Rangoun, première ville du pays, compte 189 sites relevant des monuments historiques, selon la municipalité, dépourvue de tout service de préservation des bâtiments historiques.

Les risques liés à des rénovations non encadrées sont réels, dans un contexte où les propriétaires du Vieux-Rangoun ont de plus en plus conscience de la plus-value qu’ils peuvent tirer de travaux tape-à-l’oeil.

Le cafetier Aung Thu pense lui-même à moderniser son petit café, afin d’attirer une clientèle plus haut de gamme, riches Birmans ou touristes de plus en plus nombreux à visiter la Birmanie. « Le bâtiment est parfait désormais, alors je vais bientôt développer mon café.
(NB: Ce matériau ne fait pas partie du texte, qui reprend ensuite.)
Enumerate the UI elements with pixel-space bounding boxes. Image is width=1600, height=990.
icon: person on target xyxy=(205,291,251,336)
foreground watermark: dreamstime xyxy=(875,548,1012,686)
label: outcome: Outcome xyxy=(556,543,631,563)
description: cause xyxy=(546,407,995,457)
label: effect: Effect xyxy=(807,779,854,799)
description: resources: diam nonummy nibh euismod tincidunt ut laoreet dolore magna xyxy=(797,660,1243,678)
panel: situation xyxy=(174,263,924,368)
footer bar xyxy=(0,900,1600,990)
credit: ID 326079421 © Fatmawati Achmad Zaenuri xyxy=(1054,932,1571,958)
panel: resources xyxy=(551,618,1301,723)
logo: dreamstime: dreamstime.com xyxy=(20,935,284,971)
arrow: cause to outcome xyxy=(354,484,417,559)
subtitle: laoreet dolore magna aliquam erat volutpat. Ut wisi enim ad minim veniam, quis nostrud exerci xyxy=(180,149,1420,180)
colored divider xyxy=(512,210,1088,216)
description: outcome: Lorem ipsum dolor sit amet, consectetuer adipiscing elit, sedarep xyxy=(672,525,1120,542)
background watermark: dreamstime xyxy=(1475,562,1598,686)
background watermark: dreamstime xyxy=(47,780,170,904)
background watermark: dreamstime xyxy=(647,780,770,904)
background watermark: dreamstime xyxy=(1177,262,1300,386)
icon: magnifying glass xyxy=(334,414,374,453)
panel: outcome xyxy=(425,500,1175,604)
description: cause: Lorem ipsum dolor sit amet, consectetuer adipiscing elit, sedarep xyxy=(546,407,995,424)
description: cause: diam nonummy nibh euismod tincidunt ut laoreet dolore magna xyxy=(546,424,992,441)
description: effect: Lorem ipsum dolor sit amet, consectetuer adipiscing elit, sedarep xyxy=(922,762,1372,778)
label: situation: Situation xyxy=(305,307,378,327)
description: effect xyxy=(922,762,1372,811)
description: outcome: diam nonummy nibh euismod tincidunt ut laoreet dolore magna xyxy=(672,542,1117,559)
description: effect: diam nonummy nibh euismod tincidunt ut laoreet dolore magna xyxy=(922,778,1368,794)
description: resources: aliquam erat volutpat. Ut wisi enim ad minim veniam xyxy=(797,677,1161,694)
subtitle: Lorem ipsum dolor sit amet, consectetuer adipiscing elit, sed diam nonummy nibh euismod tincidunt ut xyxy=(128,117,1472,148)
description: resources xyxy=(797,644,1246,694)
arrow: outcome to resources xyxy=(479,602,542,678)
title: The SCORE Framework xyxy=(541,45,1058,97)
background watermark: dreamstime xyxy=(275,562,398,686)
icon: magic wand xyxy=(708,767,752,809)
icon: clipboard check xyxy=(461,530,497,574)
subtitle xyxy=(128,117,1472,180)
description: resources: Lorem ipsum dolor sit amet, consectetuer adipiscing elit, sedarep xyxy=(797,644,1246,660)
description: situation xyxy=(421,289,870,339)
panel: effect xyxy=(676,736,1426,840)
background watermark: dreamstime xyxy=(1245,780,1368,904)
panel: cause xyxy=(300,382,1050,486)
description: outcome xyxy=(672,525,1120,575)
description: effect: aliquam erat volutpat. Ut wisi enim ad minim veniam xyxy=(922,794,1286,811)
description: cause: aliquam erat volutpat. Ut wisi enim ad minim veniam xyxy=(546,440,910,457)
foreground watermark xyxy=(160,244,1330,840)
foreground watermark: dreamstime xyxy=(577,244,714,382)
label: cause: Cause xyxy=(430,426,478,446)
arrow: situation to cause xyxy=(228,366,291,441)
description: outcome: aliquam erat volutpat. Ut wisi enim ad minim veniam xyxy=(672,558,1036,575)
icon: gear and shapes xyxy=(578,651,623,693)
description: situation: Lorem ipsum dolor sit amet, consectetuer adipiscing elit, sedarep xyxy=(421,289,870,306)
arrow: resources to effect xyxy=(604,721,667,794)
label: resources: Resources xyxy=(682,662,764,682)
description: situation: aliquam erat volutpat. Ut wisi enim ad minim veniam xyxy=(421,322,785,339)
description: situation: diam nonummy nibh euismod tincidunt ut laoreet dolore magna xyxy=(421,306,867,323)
Mon rêve va se réaliser », confie-t-il.

Contre-exemple à éviter pour les amoureux du patrimoine historique: le site de Bagan, dans le centre de la Birmanie, objet d’une rénovation débridée.

Ce complexe de milliers de pagodes, dont certaines ont près de mille ans, reste une destination privilégiée des touristes, mais il fait partie des centaines de monuments qui ont été rénovés à la hâte ces dernières années, en utilisant des matériaux modernes.

Les experts craignent que les dommages de ces restaurations rapides ne soient irréversibles et qu’ils n’entament les chances de Bagan d’être classé un jour par l’Unesco au patrimoine mondial de l’humanité.